When a Kidnapping Ring Targeted New York’s Black Children (Review)
In 1833, Black children began to vanish from the streets of New York City.
Frances Shields, age 12, with cropped hair and a scar over her right eye, was last seen walking to school wearing in a purple and white dress. John Dickerson, 11, disappeared while running an errand for his parents. Jane Green, 11, was speaking to a stranger before she went missing. Or so it was believed; none of the children were heard from again.
More children began disappearing — more than one a week. The police refused to investigate the cases, and the mayor ignored the community’s pleas for help. Black parents searched on their own, scouring orphanages, prisons, poorhouses. It was whispered that supernatural forces were involved; what malign spirit was hunting these children?
Not a spirit — a club, of sorts.
In “The Kidnapping Club,” the historian Jonathan Daniel Wells describes the circle of slave catchers and police officers who terrorized New York’s Black population in the three decades before the Civil War. They snatched up children, as well as adults, and sold them into slavery.

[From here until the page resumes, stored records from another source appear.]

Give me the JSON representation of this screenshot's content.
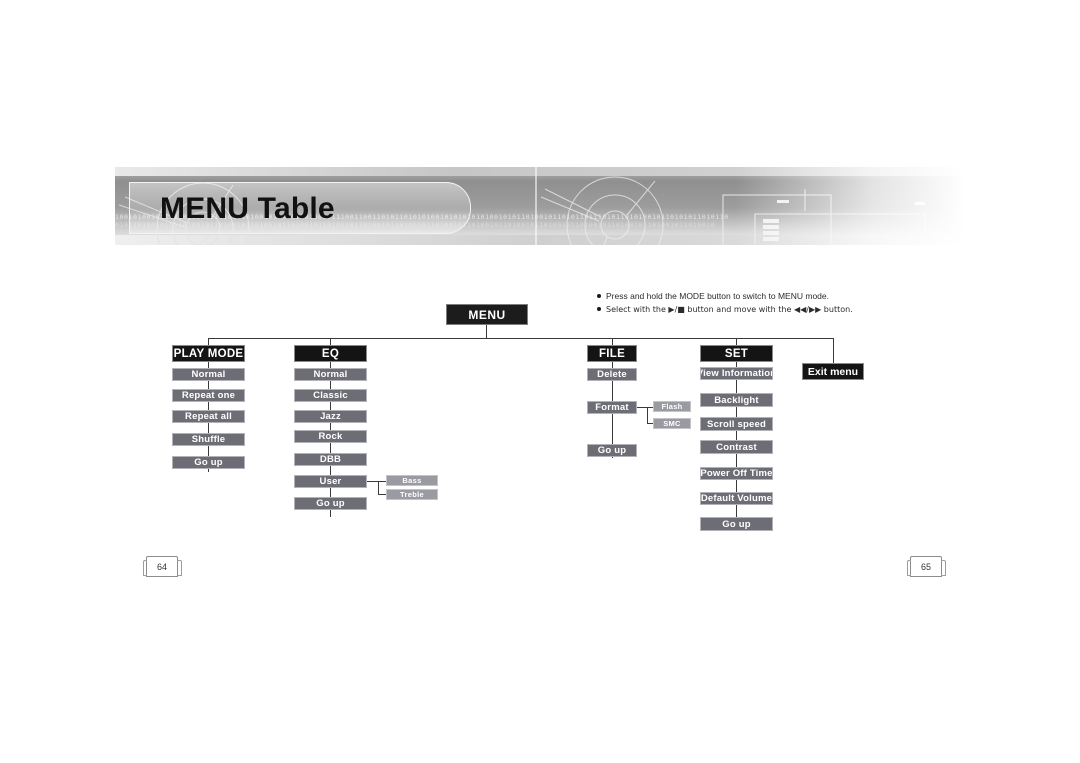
{
  "document": {
    "title": "MENU Table",
    "page_left": "64",
    "page_right": "65"
  },
  "notes": [
    "Press and hold the MODE button to switch to MENU mode.",
    "Select with the ▶/■ button and move with the ◀◀/▶▶ button."
  ],
  "tree": {
    "root_label": "MENU",
    "exit_label": "Exit menu",
    "columns": [
      {
        "header": "PLAY MODE",
        "items": [
          "Normal",
          "Repeat one",
          "Repeat all",
          "Shuffle",
          "Go up"
        ]
      },
      {
        "header": "EQ",
        "items": [
          "Normal",
          "Classic",
          "Jazz",
          "Rock",
          "DBB",
          "User",
          "Go up"
        ],
        "sub_items": [
          "Bass",
          "Treble"
        ]
      },
      {
        "header": "FILE",
        "items": [
          "Delete",
          "Format",
          "Go up"
        ],
        "sub_items": [
          "Flash",
          "SMC"
        ]
      },
      {
        "header": "SET",
        "items": [
          "View Information",
          "Backlight",
          "Scroll speed",
          "Contrast",
          "Power Off Time",
          "Default Volume",
          "Go up"
        ]
      }
    ]
  },
  "colors": {
    "header_box": "#141414",
    "item_box": "#6d6d75",
    "sub_box": "#9a9aa2",
    "line": "#3a3a3a",
    "text_on_box": "#ffffff"
  },
  "banner": {
    "binary_strip_a": "1001010010111010110110101010101001011010100100101110011001101011010101001010101010100101011010010110101101110101101010010110101011010110",
    "binary_strip_b": "0101101001010110100101101001011010010110100101101001011010010110100101101001011010010110100101101001011010010110100101101001011010010"
  }
}
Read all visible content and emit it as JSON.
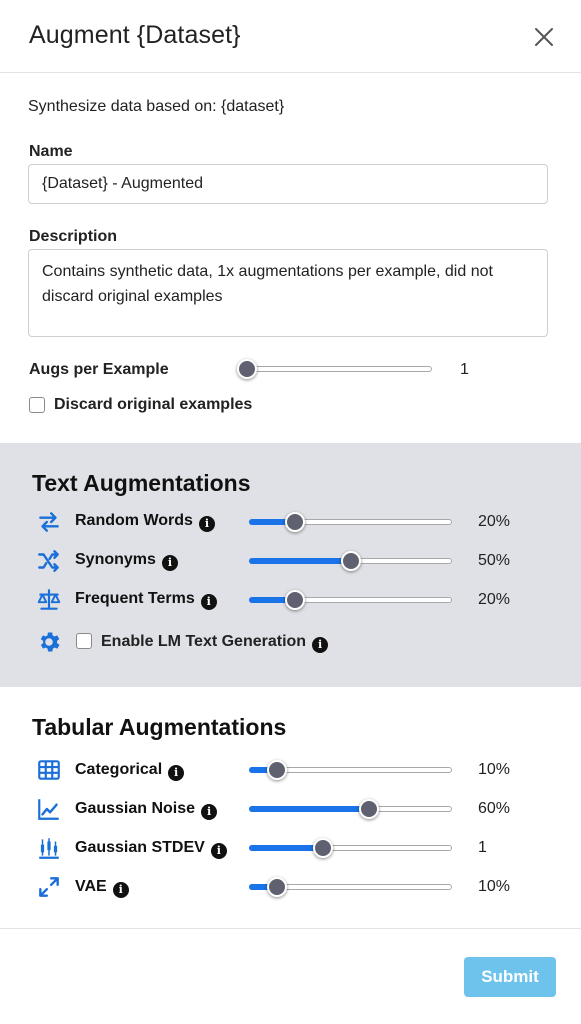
{
  "header": {
    "title": "Augment {Dataset}"
  },
  "intro": "Synthesize data based on: {dataset}",
  "name_field": {
    "label": "Name",
    "value": "{Dataset} - Augmented"
  },
  "description_field": {
    "label": "Description",
    "value": "Contains synthetic data, 1x augmentations per example, did not discard original examples"
  },
  "augs_per_example": {
    "label": "Augs per Example",
    "value": "1",
    "fraction": 0.0
  },
  "discard_original": {
    "label": "Discard original examples",
    "checked": false
  },
  "text_augmentations": {
    "title": "Text Augmentations",
    "items": [
      {
        "label": "Random Words",
        "icon": "swap-arrows-icon",
        "value": "20%",
        "fraction": 0.2
      },
      {
        "label": "Synonyms",
        "icon": "shuffle-icon",
        "value": "50%",
        "fraction": 0.5
      },
      {
        "label": "Frequent Terms",
        "icon": "scale-balance-icon",
        "value": "20%",
        "fraction": 0.2
      }
    ],
    "lm_generation": {
      "label": "Enable LM Text Generation",
      "icon": "gear-icon",
      "checked": false
    }
  },
  "tabular_augmentations": {
    "title": "Tabular Augmentations",
    "items": [
      {
        "label": "Categorical",
        "icon": "grid-icon",
        "value": "10%",
        "fraction": 0.1
      },
      {
        "label": "Gaussian Noise",
        "icon": "line-chart-icon",
        "value": "60%",
        "fraction": 0.6
      },
      {
        "label": "Gaussian STDEV",
        "icon": "candlestick-chart-icon",
        "value": "1",
        "fraction": 0.35
      },
      {
        "label": "VAE",
        "icon": "expand-arrows-icon",
        "value": "10%",
        "fraction": 0.1
      }
    ]
  },
  "footer": {
    "submit_label": "Submit"
  },
  "colors": {
    "accent": "#1a73e8",
    "submit_bg": "#6ec3ec",
    "section_bg": "#dfe1e6",
    "icon_blue": "#1a6fd8"
  }
}
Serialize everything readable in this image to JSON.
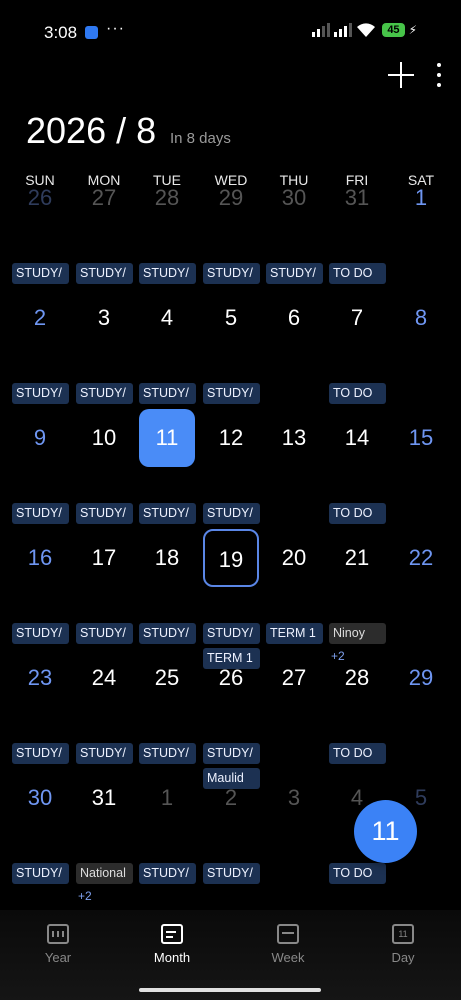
{
  "status": {
    "time": "3:08",
    "dots": "···",
    "battery": "45"
  },
  "header": {
    "title": "2026 / 8",
    "subtitle": "In 8 days"
  },
  "weekdays": [
    "SUN",
    "MON",
    "TUE",
    "WED",
    "THU",
    "FRI",
    "SAT"
  ],
  "weeks": [
    {
      "days": [
        {
          "n": "26",
          "other": true,
          "events": [
            "STUDY/"
          ]
        },
        {
          "n": "27",
          "other": true,
          "events": [
            "STUDY/"
          ]
        },
        {
          "n": "28",
          "other": true,
          "events": [
            "STUDY/"
          ]
        },
        {
          "n": "29",
          "other": true,
          "events": [
            "STUDY/"
          ]
        },
        {
          "n": "30",
          "other": true,
          "events": [
            "STUDY/"
          ]
        },
        {
          "n": "31",
          "other": true,
          "events": [
            "TO DO"
          ]
        },
        {
          "n": "1",
          "events": []
        }
      ]
    },
    {
      "days": [
        {
          "n": "2",
          "events": [
            "STUDY/"
          ]
        },
        {
          "n": "3",
          "events": [
            "STUDY/"
          ]
        },
        {
          "n": "4",
          "events": [
            "STUDY/"
          ]
        },
        {
          "n": "5",
          "events": [
            "STUDY/"
          ]
        },
        {
          "n": "6",
          "events": []
        },
        {
          "n": "7",
          "events": [
            "TO DO"
          ]
        },
        {
          "n": "8",
          "events": []
        }
      ]
    },
    {
      "days": [
        {
          "n": "9",
          "events": [
            "STUDY/"
          ]
        },
        {
          "n": "10",
          "events": [
            "STUDY/"
          ]
        },
        {
          "n": "11",
          "today": true,
          "events": [
            "STUDY/"
          ]
        },
        {
          "n": "12",
          "events": [
            "STUDY/"
          ]
        },
        {
          "n": "13",
          "events": []
        },
        {
          "n": "14",
          "events": [
            "TO DO"
          ]
        },
        {
          "n": "15",
          "events": []
        }
      ]
    },
    {
      "days": [
        {
          "n": "16",
          "events": [
            "STUDY/"
          ]
        },
        {
          "n": "17",
          "events": [
            "STUDY/"
          ]
        },
        {
          "n": "18",
          "events": [
            "STUDY/"
          ]
        },
        {
          "n": "19",
          "selected": true,
          "events": [
            "STUDY/",
            "TERM 1"
          ]
        },
        {
          "n": "20",
          "events": [
            "TERM 1"
          ]
        },
        {
          "n": "21",
          "events": [
            "Ninoy"
          ],
          "gray": true,
          "more": "+2"
        },
        {
          "n": "22",
          "events": []
        }
      ]
    },
    {
      "days": [
        {
          "n": "23",
          "events": [
            "STUDY/"
          ]
        },
        {
          "n": "24",
          "events": [
            "STUDY/"
          ]
        },
        {
          "n": "25",
          "events": [
            "STUDY/"
          ]
        },
        {
          "n": "26",
          "events": [
            "STUDY/",
            "Maulid"
          ]
        },
        {
          "n": "27",
          "events": []
        },
        {
          "n": "28",
          "events": [
            "TO DO"
          ]
        },
        {
          "n": "29",
          "events": []
        }
      ]
    },
    {
      "days": [
        {
          "n": "30",
          "events": [
            "STUDY/"
          ]
        },
        {
          "n": "31",
          "events": [
            "National"
          ],
          "gray": true,
          "more": "+2"
        },
        {
          "n": "1",
          "other": true,
          "events": [
            "STUDY/"
          ]
        },
        {
          "n": "2",
          "other": true,
          "events": [
            "STUDY/"
          ]
        },
        {
          "n": "3",
          "other": true,
          "events": []
        },
        {
          "n": "4",
          "other": true,
          "events": [
            "TO DO"
          ]
        },
        {
          "n": "5",
          "other": true,
          "events": []
        }
      ]
    }
  ],
  "fab": {
    "label": "11"
  },
  "nav": [
    {
      "label": "Year",
      "icon": "year-grid-icon"
    },
    {
      "label": "Month",
      "icon": "month-icon",
      "active": true
    },
    {
      "label": "Week",
      "icon": "week-icon"
    },
    {
      "label": "Day",
      "icon": "day-icon",
      "icon_text": "11"
    }
  ]
}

Under the Constitution’s Fugitive Slave Clause, states were required to return anyone fleeing bondage to their enslavers. Some New York police officers, like the notorious Tobias Boudinot and Daniel D. Nash — central members of the club — used the mandate to target the Black population of New York, with the assistance of judges, like the city recorder Richard Riker, who’d swiftly draw up a certificate of removal. There were no trials. The slaves were not even permitted to testify on their own behalf. Some really were fugitives from the South; others were free people — seized off the street, or from their homes in the middle of the night, and sold for a handsome fee. Boudinot bragged that he could “send any Black to the South.”